Where the encryption key (enc_key) is derived from the column encryption key (CEK) as follows:

enc_key = HMAC-SHA-256(CEK, "Microsoft SQL Server cell encryption key" + algorithm + CEK_length )  

Step 3: Computing MAC

For Always Encrypted's AEAD_AES_256_CBC_HMAC_SHA_256 algorithm, the MAC (message authentication code) is computed from the version byte, the IV (from Step 1), and the AES_256_CBC ciphertext (from Step 2), using a mac_key derived from the column encryption key (CEK):

MAC = HMAC-SHA-256(mac_key, versionbyte + IV + Ciphertext + versionbyte_length)  

Where:

versionbyte = 0x01 and versionbyte_length = 1
mac_key = HMAC-SHA-256(CEK, "Microsoft SQL Server cell MAC key" + algorithm + CEK_length)  

Step 4: Concatenation

For Always Encrypted's AEAD_AES_256_CBC_HMAC_SHA_256 algorithm, the final encrypted value is produced by concatenating the algorithm version byte, the MAC (from Step 3), the IV (from Step 1), and the AES_256_CBC ciphertext (from Step 2):

aead_aes_256_cbc_hmac_sha_256 = versionbyte + MAC + IV + aes_256_cbc_ciphertext  

Ciphertext length

The lengths (in bytes) of particular components of AEAD_AES_256_CBC_HMAC_SHA_256 ciphertext are:

Component Size (bytes)
versionbyte 1
MAC 32
IV 16
aes_256_cbc_ciphertext (FLOOR(DATALENGTH(cell_data) / block_size) + 1) * block_size, where block_size is 16 bytes and cell_data is the plaintext value. The minimum size of aes_256_cbc_ciphertext is one block (16 bytes).

Thus, the length of ciphertext, resulting from encrypting a given plaintext values (cell_data), can be calculated using the following formula:

1 + 32 + 16 + (FLOOR(DATALENGTH(cell_data)/16) + 1) * 16  

For example:

  • A 4-byte long int plaintext value becomes a 65-byte long binary value after encryption.

  • A 2,000-byte long nchar(1000) plaintext value becomes a 2,065-byte long binary value after encryption.

The ciphertext length depends on the source data type. For fixed-length types, the result is a constant; for variable-length types (char, nchar, varchar, nvarchar, binary, varbinary), use the formula above. Types marked N/A can't be encrypted with Always Encrypted. The following table contains a complete list of data types and the length of ciphertext for each type.
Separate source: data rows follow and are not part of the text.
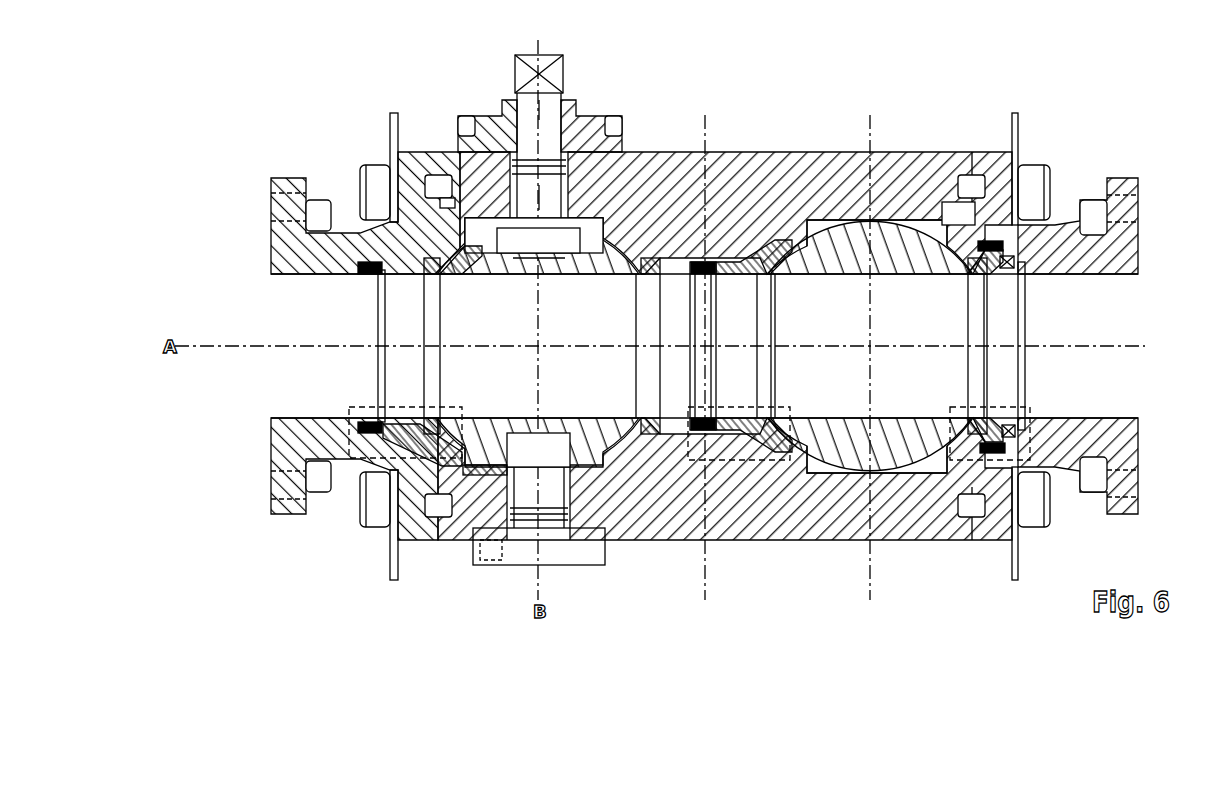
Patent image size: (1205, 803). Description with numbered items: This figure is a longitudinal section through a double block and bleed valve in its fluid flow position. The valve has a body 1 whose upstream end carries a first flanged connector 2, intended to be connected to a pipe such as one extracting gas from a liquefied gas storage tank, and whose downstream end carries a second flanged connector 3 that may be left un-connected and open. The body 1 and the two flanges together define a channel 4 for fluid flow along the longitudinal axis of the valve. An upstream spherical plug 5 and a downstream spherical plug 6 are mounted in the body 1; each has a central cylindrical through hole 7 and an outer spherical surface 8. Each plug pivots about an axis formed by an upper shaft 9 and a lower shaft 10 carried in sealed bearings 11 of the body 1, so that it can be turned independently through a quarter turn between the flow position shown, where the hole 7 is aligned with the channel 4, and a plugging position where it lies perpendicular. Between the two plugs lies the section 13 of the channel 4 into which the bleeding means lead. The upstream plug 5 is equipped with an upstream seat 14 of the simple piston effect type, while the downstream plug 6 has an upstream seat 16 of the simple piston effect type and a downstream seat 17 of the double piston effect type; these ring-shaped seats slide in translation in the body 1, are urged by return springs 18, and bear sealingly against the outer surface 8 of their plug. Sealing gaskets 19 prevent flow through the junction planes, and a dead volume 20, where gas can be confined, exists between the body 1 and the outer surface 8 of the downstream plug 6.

The body 1 is at (902, 165).
The first flanged connector 2 is at (272, 240).
The second flanged connector 3 is at (1132, 245).
The channel 4 is at (293, 318).
The upstream spherical plug 5 is at (603, 440).
The downstream spherical plug 6 is at (792, 344).
The central cylindrical through hole 7 is at (460, 316).
The outer spherical surface 8 is at (655, 430).
The upper shaft 9 is at (565, 105).
The lower shaft 10 is at (545, 495).
The sealed bearings 11 is at (456, 104).
The section of the fluid flow channel 13 is at (698, 258).
The upstream seat 14 is at (392, 420).
The upstream seat 16 is at (793, 250).
The downstream seat 17 is at (968, 478).
The return springs 18 is at (372, 262).
The sealing gaskets 19 is at (458, 195).
The dead volume 20 is at (612, 240).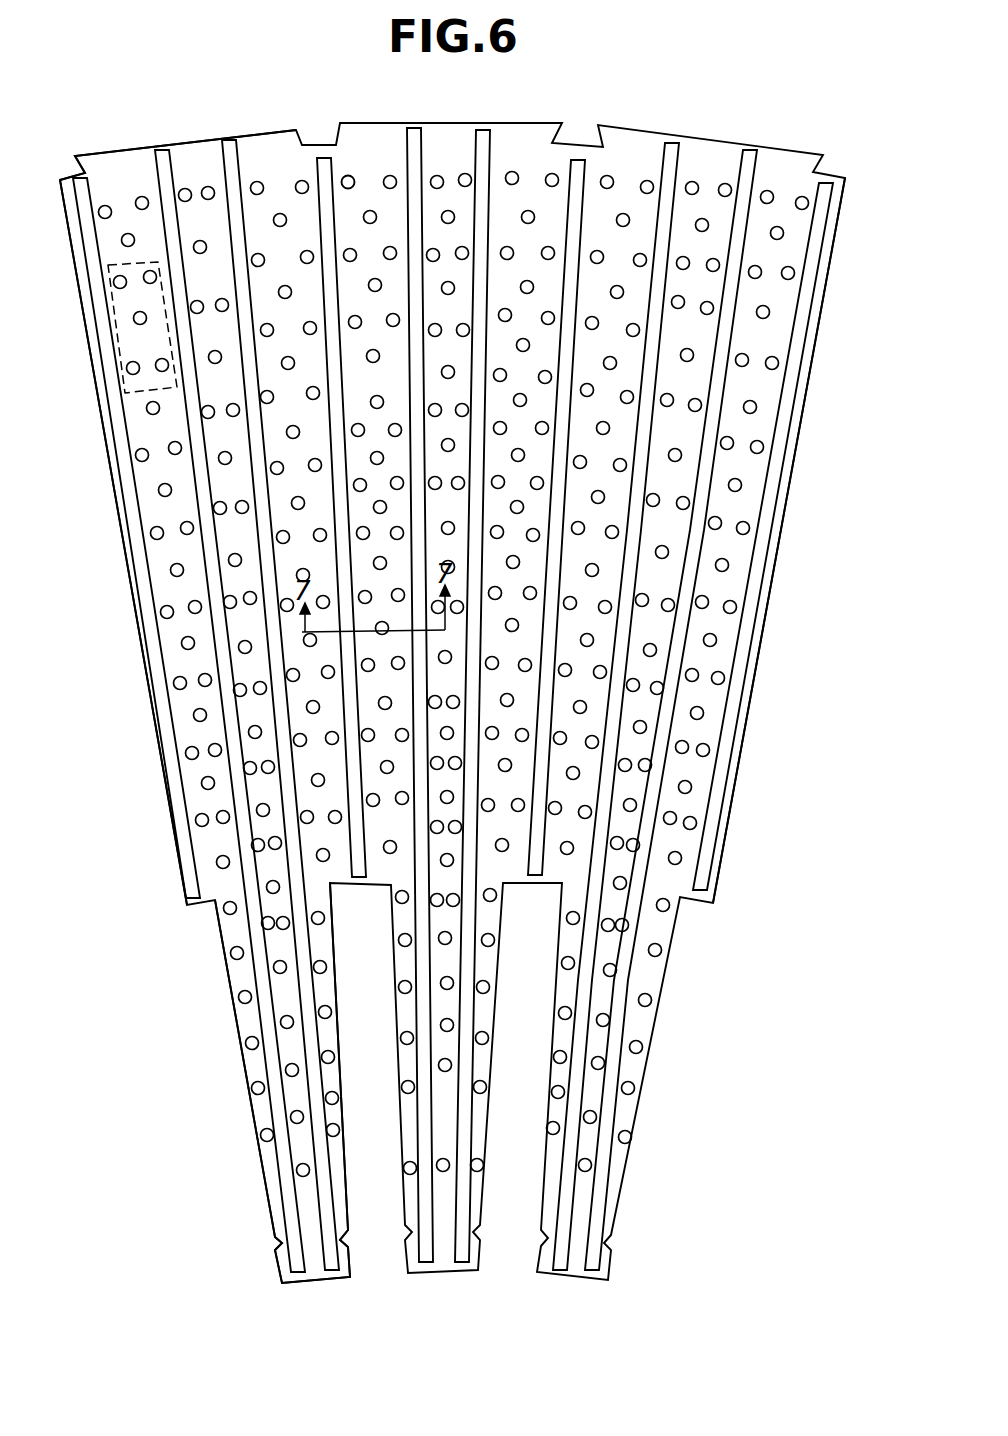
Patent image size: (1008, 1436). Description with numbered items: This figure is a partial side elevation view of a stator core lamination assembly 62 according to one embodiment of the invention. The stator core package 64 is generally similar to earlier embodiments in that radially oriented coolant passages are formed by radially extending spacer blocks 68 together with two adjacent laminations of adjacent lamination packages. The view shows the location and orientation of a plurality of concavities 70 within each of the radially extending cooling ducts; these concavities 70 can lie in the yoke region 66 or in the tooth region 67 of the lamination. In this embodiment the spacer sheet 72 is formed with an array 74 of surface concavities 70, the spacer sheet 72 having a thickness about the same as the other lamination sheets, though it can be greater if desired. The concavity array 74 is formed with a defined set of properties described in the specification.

The stator core lamination assembly 62 is at (470, 669).
The stator core package 64 is at (833, 252).
The yoke region 66 is at (133, 597).
The tooth region 67 is at (220, 993).
The spacer block 68 is at (668, 185).
The concavity 70 is at (350, 176).
The spacer sheet 72 is at (118, 165).
The array of surface concavities 74 is at (108, 320).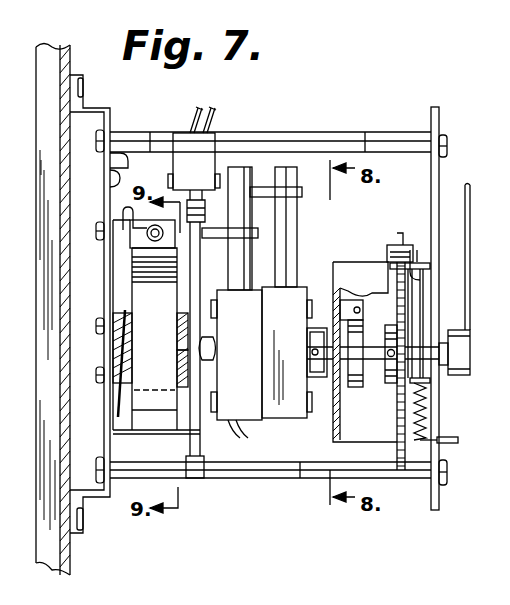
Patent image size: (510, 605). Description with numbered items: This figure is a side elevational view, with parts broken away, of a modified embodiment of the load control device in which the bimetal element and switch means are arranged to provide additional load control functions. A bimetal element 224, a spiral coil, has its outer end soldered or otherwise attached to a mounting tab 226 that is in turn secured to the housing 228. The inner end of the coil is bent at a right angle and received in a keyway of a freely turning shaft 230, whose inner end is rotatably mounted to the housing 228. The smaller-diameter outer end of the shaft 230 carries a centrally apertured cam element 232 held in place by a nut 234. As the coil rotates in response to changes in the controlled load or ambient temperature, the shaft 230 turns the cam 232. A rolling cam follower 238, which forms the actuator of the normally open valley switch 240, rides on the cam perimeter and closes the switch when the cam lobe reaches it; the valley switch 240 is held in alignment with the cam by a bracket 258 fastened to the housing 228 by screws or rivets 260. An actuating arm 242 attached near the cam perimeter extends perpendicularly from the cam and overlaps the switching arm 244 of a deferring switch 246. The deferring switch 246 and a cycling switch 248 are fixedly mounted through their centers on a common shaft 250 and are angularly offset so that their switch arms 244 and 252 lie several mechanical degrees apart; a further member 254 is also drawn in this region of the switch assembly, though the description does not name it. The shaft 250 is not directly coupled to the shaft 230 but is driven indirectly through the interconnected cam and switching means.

The bimetal element 224 is at (160, 422).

Data type Ciphertext length [bytes]
bigint 65
binary Varies. Use the formula above.
bit 65
char Varies. Use the formula above.
date 65
datetime 65
datetime2 65
datetimeoffset 65
decimal 81
float 65
geography N/A (not supported)
geometry N/A (not supported)
hierarchyid N/A (not supported)
image N/A (not supported)
int 65
money 65
nchar Varies. Use the formula above.
ntext N/A (not supported)
numeric 81
nvarchar Varies. Use the formula above.
real 65
smalldatetime 65
smallint 65
smallmoney 65
sql_variant N/A (not supported)
sysname N/A (not supported)
text N/A (not supported)
time 65
timestamp

(rowversion)
N/A (not supported)
tinyint 65
uniqueidentifier 81
varbinary Varies. Use the formula above.
varchar Varies. Use the formula above.
xml N/A (not supported)

.NET reference

For details about the algorithms discussed in this article, see the SqlAeadAes256CbcHmac256Algorithm.cs, SqlColumnEncryptionCertificateStoreProvider.cs, and SqlColumnEncryptionCngProvider.cs files in the .NET Reference.